İlacı bırakan hastaların ise verdikleri kiloların büyük bir kısmını kısa sürede geri aldığı belirtiliyor.
Bariatrik cerrahi ise tek seferlik bir işlem olmasına rağmen, vücudun fizyolojisini kökten değiştiriyor.Mide küçültme ameliyatında, midenin yaklaşık yüzde 80’i çıkarılıyor ve mide kalıcı olarak dar bir tüp haline getiriliyor.
Gastrik bypass yönteminde ise hem mide küçültülüyor hem de ince bağırsağın bir bölümü devre dışı bırakılarak kalori emilimi azaltılıyor.Bu işlemler sonucunda hastalar yalnızca daha az yemekle doymakla kalmıyor, aynı zamanda açlık hormonlarında da kalıcı değişimler meydana geliyor.
Araştırmaya göre, mide küçültme ameliyatı geçiren hastalar fazla kilolarının yüzde 50 ila yüzde 70’ini, mide bypass olanlar ise yüzde 60 ila yüzde 80’ini kaybediyor.
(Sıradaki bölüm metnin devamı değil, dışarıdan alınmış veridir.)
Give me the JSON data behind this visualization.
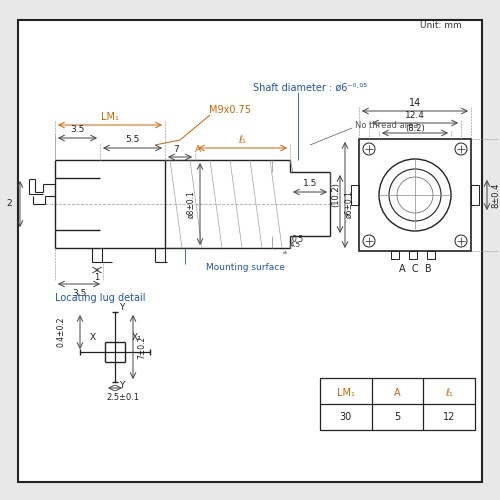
{
  "bg_color": "#e8e8e8",
  "drawing_bg": "#ffffff",
  "border_color": "#222222",
  "line_color": "#222222",
  "dim_color": "#444444",
  "orange_color": "#cc6600",
  "blue_color": "#2255aa",
  "unit_text": "Unit: mm",
  "table_headers": [
    "LM₁",
    "A",
    "ℓ₁"
  ],
  "table_values": [
    "30",
    "5",
    "12"
  ]
}
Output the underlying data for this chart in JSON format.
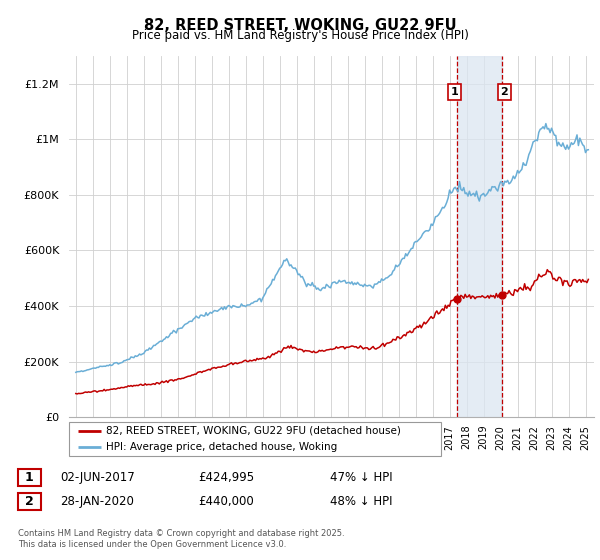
{
  "title": "82, REED STREET, WOKING, GU22 9FU",
  "subtitle": "Price paid vs. HM Land Registry's House Price Index (HPI)",
  "hpi_label": "HPI: Average price, detached house, Woking",
  "price_label": "82, REED STREET, WOKING, GU22 9FU (detached house)",
  "hpi_color": "#6aaed6",
  "price_color": "#c00000",
  "shade_color": "#dce6f1",
  "vline_color": "#c00000",
  "transaction1": {
    "label": "1",
    "date": "02-JUN-2017",
    "price": "£424,995",
    "pct": "47% ↓ HPI",
    "year": 2017.42
  },
  "transaction2": {
    "label": "2",
    "date": "28-JAN-2020",
    "price": "£440,000",
    "pct": "48% ↓ HPI",
    "year": 2020.08
  },
  "footer": "Contains HM Land Registry data © Crown copyright and database right 2025.\nThis data is licensed under the Open Government Licence v3.0.",
  "ylim": [
    0,
    1300000
  ],
  "yticks": [
    0,
    200000,
    400000,
    600000,
    800000,
    1000000,
    1200000
  ],
  "ytick_labels": [
    "£0",
    "£200K",
    "£400K",
    "£600K",
    "£800K",
    "£1M",
    "£1.2M"
  ],
  "xlim": [
    1994.6,
    2025.5
  ]
}
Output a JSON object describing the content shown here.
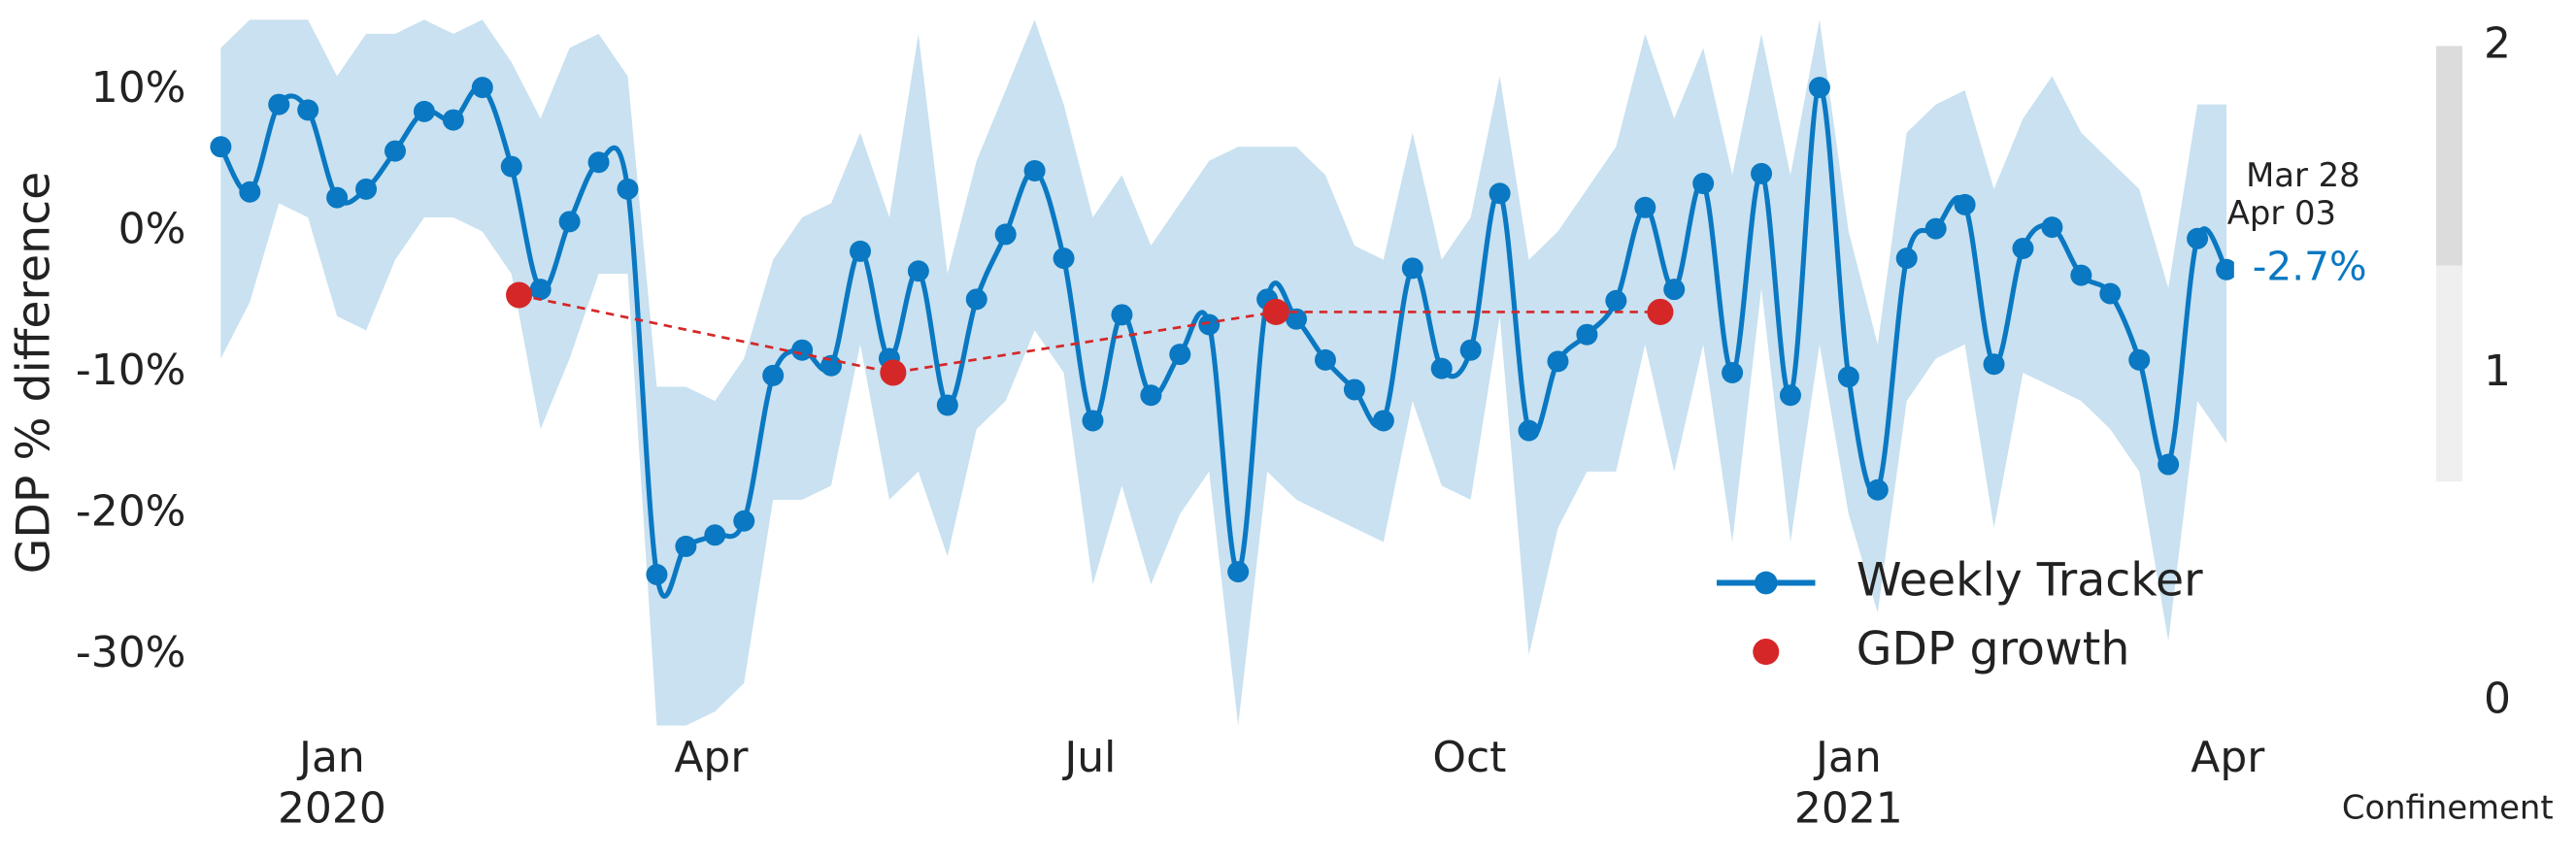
{
  "chart_data": {
    "type": "line",
    "y_label": "GDP % difference",
    "xlim": [
      -1,
      15.05
    ],
    "ylim": [
      -35,
      15
    ],
    "xticks": [
      {
        "value": 0,
        "label": "Jan"
      },
      {
        "value": 3,
        "label": "Apr"
      },
      {
        "value": 6,
        "label": "Jul"
      },
      {
        "value": 9,
        "label": "Oct"
      },
      {
        "value": 12,
        "label": "Jan"
      },
      {
        "value": 15,
        "label": "Apr"
      }
    ],
    "x_year_labels": [
      {
        "value": 0,
        "label": "2020"
      },
      {
        "value": 12,
        "label": "2021"
      }
    ],
    "yticks": [
      {
        "value": 10,
        "label": "10%"
      },
      {
        "value": 0,
        "label": "0%"
      },
      {
        "value": -10,
        "label": "-10%"
      },
      {
        "value": -20,
        "label": "-20%"
      },
      {
        "value": -30,
        "label": "-30%"
      }
    ],
    "x": [
      -0.88,
      -0.65,
      -0.42,
      -0.19,
      0.04,
      0.27,
      0.5,
      0.73,
      0.96,
      1.19,
      1.42,
      1.65,
      1.88,
      2.11,
      2.34,
      2.57,
      2.8,
      3.03,
      3.26,
      3.49,
      3.72,
      3.95,
      4.18,
      4.41,
      4.64,
      4.87,
      5.1,
      5.33,
      5.56,
      5.79,
      6.02,
      6.25,
      6.48,
      6.71,
      6.94,
      7.17,
      7.4,
      7.63,
      7.86,
      8.09,
      8.32,
      8.55,
      8.78,
      9.01,
      9.24,
      9.47,
      9.7,
      9.93,
      10.16,
      10.39,
      10.62,
      10.85,
      11.08,
      11.31,
      11.54,
      11.77,
      12.0,
      12.23,
      12.46,
      12.69,
      12.92,
      13.15,
      13.38,
      13.61,
      13.84,
      14.07,
      14.3,
      14.53,
      14.76,
      14.99
    ],
    "band": {
      "color": "#c9e1f0",
      "upper": [
        13,
        15,
        15,
        15,
        11,
        14,
        14,
        15,
        14,
        15,
        12,
        8,
        13,
        14,
        11,
        -11,
        -11,
        -12,
        -9,
        -2,
        1,
        2,
        7,
        1,
        14,
        -3,
        5,
        10,
        15,
        9,
        1,
        4,
        -1,
        2,
        5,
        6,
        6,
        6,
        4,
        -1,
        -2,
        7,
        -2,
        1,
        11,
        -2,
        0,
        3,
        6,
        14,
        8,
        13,
        4,
        14,
        4,
        15,
        0,
        -8,
        7,
        9,
        10,
        3,
        8,
        11,
        7,
        5,
        3,
        -4,
        9,
        9
      ],
      "lower": [
        -9,
        -5,
        2,
        1,
        -6,
        -7,
        -2,
        1,
        1,
        0,
        -3,
        -14,
        -9,
        -3,
        -3,
        -35,
        -35,
        -34,
        -32,
        -19,
        -19,
        -18,
        -8,
        -19,
        -17,
        -23,
        -14,
        -12,
        -7,
        -10,
        -25,
        -18,
        -25,
        -20,
        -17,
        -35,
        -17,
        -19,
        -20,
        -21,
        -22,
        -12,
        -18,
        -19,
        -6,
        -30,
        -21,
        -17,
        -17,
        -8,
        -17,
        -8,
        -22,
        -4,
        -22,
        -8,
        -20,
        -27,
        -12,
        -9,
        -8,
        -21,
        -10,
        -11,
        -12,
        -14,
        -17,
        -29,
        -12,
        -15
      ]
    },
    "series": [
      {
        "name": "Weekly Tracker",
        "color": "#0a78c2",
        "values": [
          6.0,
          2.8,
          9.0,
          8.6,
          2.4,
          3.0,
          5.7,
          8.5,
          7.9,
          10.2,
          4.6,
          -4.1,
          0.7,
          4.9,
          3.0,
          -24.3,
          -22.3,
          -21.5,
          -20.5,
          -10.2,
          -8.4,
          -9.5,
          -1.4,
          -9.0,
          -2.8,
          -12.3,
          -4.8,
          -0.2,
          4.3,
          -1.9,
          -13.4,
          -5.9,
          -11.6,
          -8.7,
          -6.6,
          -24.1,
          -4.8,
          -6.2,
          -9.1,
          -11.2,
          -13.4,
          -2.6,
          -9.7,
          -8.4,
          2.7,
          -14.1,
          -9.2,
          -7.3,
          -4.9,
          1.7,
          -4.1,
          3.4,
          -10.0,
          4.1,
          -11.6,
          10.2,
          -10.3,
          -18.3,
          -1.9,
          0.2,
          1.9,
          -9.4,
          -1.2,
          0.3,
          -3.1,
          -4.4,
          -9.1,
          -16.5,
          -0.5,
          -2.7
        ]
      },
      {
        "name": "GDP growth",
        "color": "#d62728",
        "x": [
          1.48,
          4.44,
          7.47,
          10.51
        ],
        "values": [
          -4.5,
          -10.0,
          -5.7,
          -5.7
        ]
      }
    ],
    "annotations": [
      "Mar 28",
      "Apr 03",
      "-2.7%"
    ],
    "colorbar": {
      "label": "Confinement",
      "ylim": [
        0,
        2
      ],
      "yticks": [
        0,
        1,
        2
      ],
      "segments": [
        {
          "from": 0.67,
          "to": 1.33,
          "color": "#efefef"
        },
        {
          "from": 1.33,
          "to": 2,
          "color": "#dcdcdc"
        }
      ]
    }
  }
}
Çalışmada dikkat çeken bir diğer önemli bulgu ise kan şekeri kontrolüyle ilgiliydi.
Cerrahi müdahale geçiren hastalarda, iki yıllık takip süresince daha iyi ve kalıcı kan şekeri kontrolü sağlandığı görüldü.Bu durumun, özellikle diyabet hastası obez bireyler için hayati öneme sahip olduğu vurgulandı.
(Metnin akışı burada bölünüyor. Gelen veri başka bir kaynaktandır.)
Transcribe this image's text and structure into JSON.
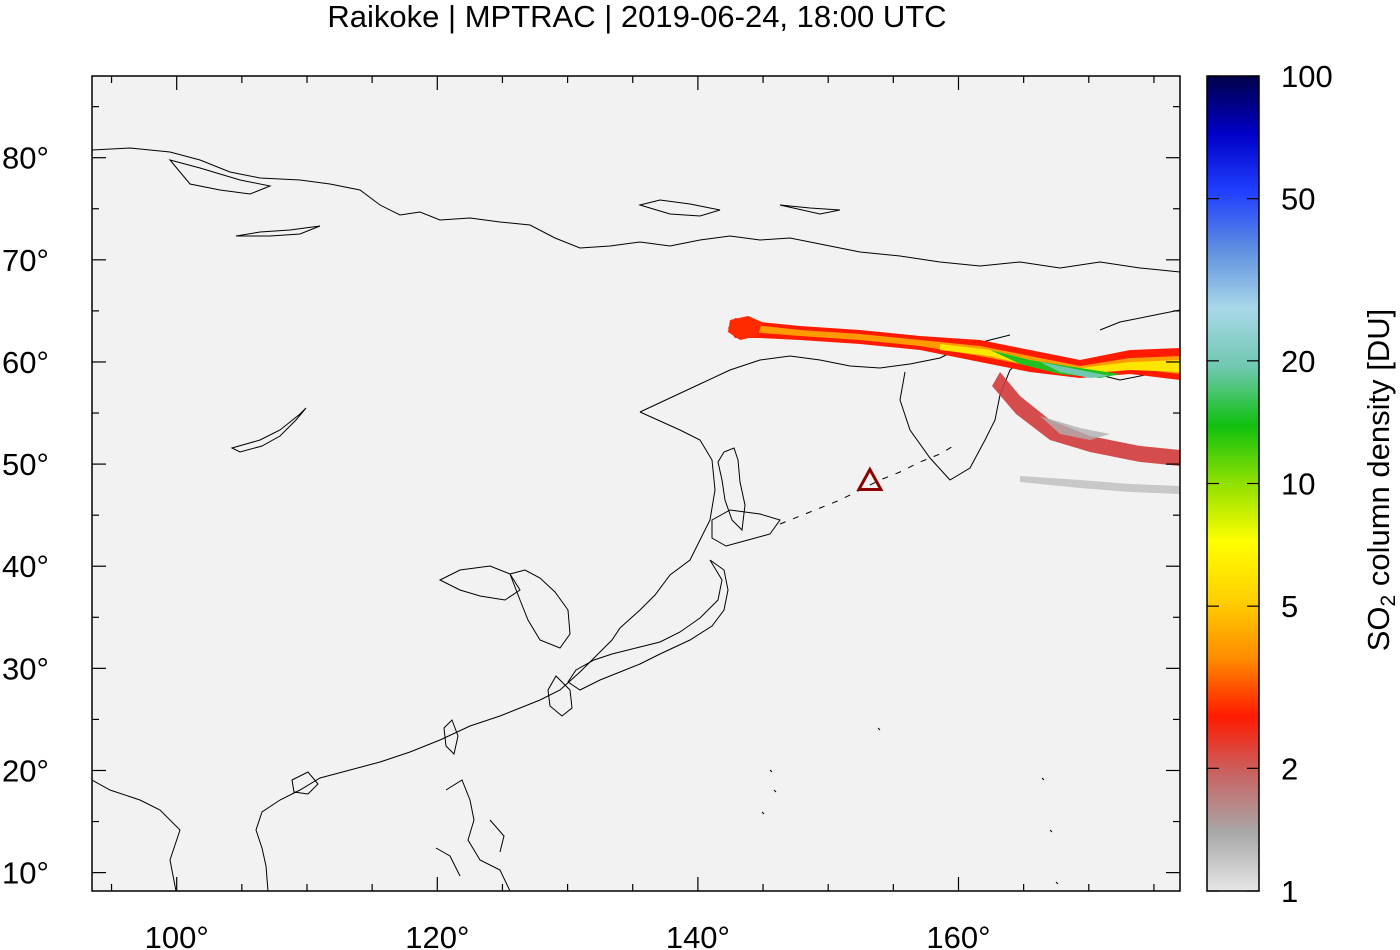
{
  "title": "Raikoke | MPTRAC | 2019-06-24, 18:00 UTC",
  "colorbar": {
    "label_main": "SO",
    "label_sub": "2",
    "label_rest": " column density [DU]",
    "ticks": [
      {
        "value": 1,
        "label": "1"
      },
      {
        "value": 2,
        "label": "2"
      },
      {
        "value": 5,
        "label": "5"
      },
      {
        "value": 10,
        "label": "10"
      },
      {
        "value": 20,
        "label": "20"
      },
      {
        "value": 50,
        "label": "50"
      },
      {
        "value": 100,
        "label": "100"
      }
    ],
    "range": [
      1,
      100
    ],
    "scale": "log",
    "colors": [
      "#e6e6e6",
      "#a8a8a8",
      "#c86464",
      "#ff1a00",
      "#ff8c00",
      "#ffd000",
      "#ffff00",
      "#90e000",
      "#10c010",
      "#70c8b0",
      "#a8d8e8",
      "#6090e0",
      "#2040ff",
      "#0000c8",
      "#00004a"
    ]
  },
  "map": {
    "lon_range": [
      93.5,
      177
    ],
    "lat_range": [
      8.2,
      88
    ],
    "lon_ticks": [
      {
        "value": 100,
        "label": "100°"
      },
      {
        "value": 120,
        "label": "120°"
      },
      {
        "value": 140,
        "label": "140°"
      },
      {
        "value": 160,
        "label": "160°"
      }
    ],
    "lat_ticks": [
      {
        "value": 10,
        "label": "10°"
      },
      {
        "value": 20,
        "label": "20°"
      },
      {
        "value": 30,
        "label": "30°"
      },
      {
        "value": 40,
        "label": "40°"
      },
      {
        "value": 50,
        "label": "50°"
      },
      {
        "value": 60,
        "label": "60°"
      },
      {
        "value": 70,
        "label": "70°"
      },
      {
        "value": 80,
        "label": "80°"
      }
    ],
    "volcano": {
      "lon": 153.2,
      "lat": 48.3,
      "color": "#8b0000"
    }
  }
}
Amerikan Metabolik ve Bariatrik Cerrahi Derneği Başkanı Dr.
Ann M.
Rogers, “Her iki grup da kilo veriyor ancak metabolik ve bariatrik cerrahi çok daha etkili ve kalıcı sonuçlar sağlıyor” ifadelerini kullandı.
Tüm bu sonuçlara rağmen, kilo vermek için ameliyatı tercih edenlerin sayısı, ilaç kullananlara kıyasla oldukça düşük.
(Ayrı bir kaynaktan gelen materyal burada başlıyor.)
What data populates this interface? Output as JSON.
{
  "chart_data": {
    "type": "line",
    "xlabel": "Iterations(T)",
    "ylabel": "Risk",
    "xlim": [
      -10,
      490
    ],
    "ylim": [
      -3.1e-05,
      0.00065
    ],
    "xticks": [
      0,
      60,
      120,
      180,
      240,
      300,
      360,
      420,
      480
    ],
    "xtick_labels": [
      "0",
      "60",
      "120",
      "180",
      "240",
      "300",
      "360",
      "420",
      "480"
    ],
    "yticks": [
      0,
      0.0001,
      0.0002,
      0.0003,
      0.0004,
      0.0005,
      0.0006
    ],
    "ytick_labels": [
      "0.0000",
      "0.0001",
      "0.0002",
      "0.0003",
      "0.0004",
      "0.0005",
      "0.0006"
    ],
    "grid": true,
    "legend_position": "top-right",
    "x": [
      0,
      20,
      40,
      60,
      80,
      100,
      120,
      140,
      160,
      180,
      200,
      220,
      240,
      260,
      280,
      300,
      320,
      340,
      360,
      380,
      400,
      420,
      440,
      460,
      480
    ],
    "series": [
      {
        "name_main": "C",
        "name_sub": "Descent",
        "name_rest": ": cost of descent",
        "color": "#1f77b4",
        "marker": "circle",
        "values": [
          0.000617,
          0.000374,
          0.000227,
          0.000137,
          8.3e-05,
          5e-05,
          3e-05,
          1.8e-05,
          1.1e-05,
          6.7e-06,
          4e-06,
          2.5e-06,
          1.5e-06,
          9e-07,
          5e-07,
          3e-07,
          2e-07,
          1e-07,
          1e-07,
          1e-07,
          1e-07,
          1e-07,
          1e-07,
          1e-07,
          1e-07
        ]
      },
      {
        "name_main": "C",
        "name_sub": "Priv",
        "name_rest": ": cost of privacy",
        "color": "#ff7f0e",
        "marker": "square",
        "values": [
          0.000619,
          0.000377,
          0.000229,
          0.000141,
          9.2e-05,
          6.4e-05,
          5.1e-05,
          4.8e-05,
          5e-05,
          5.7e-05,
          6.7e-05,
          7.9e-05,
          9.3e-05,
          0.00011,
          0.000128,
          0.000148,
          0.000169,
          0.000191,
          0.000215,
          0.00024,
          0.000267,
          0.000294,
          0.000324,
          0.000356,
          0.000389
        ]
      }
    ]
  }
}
Verilere göre:Yılda yaklaşık 280 bin kişi bariatrik cerrahi geçiriyor.
Buna karşın 8,4 milyon kişiye zayıflama ilacı reçete ediliyor.
Uzmanlar, ameliyat korkusu, yanlış algılar ve başlangıç maliyetlerinin bu farkta etkili olduğunu belirtiyor.
Dr.
Avery Brown, GLP-1 ilaçları kullanan hastalar için uyarıda bulunarak şunları söyledi: “GLP-1 hastalarının beklentilerini yeniden ayarlamaları, tedaviye daha sıkı uymaları ya da metabolik ve bariatrik cerrahiyi ciddi bir seçenek olarak değerlendirmeleri gerekebilir.”Araştırmacılar, ilaçların bazı hastalar için faydalı olabileceğini kabul etmekle birlikte, kalıcı ve yüksek miktarda kilo kaybı hedefleyenler için cerrahinin hâlâ altın standart olduğunu vurguluyor.Daily Mail’in “The weight-loss strategy that is five times more effective than drugs like Ozempic and Wegovy” başlıklı haberinden derlenmiştir.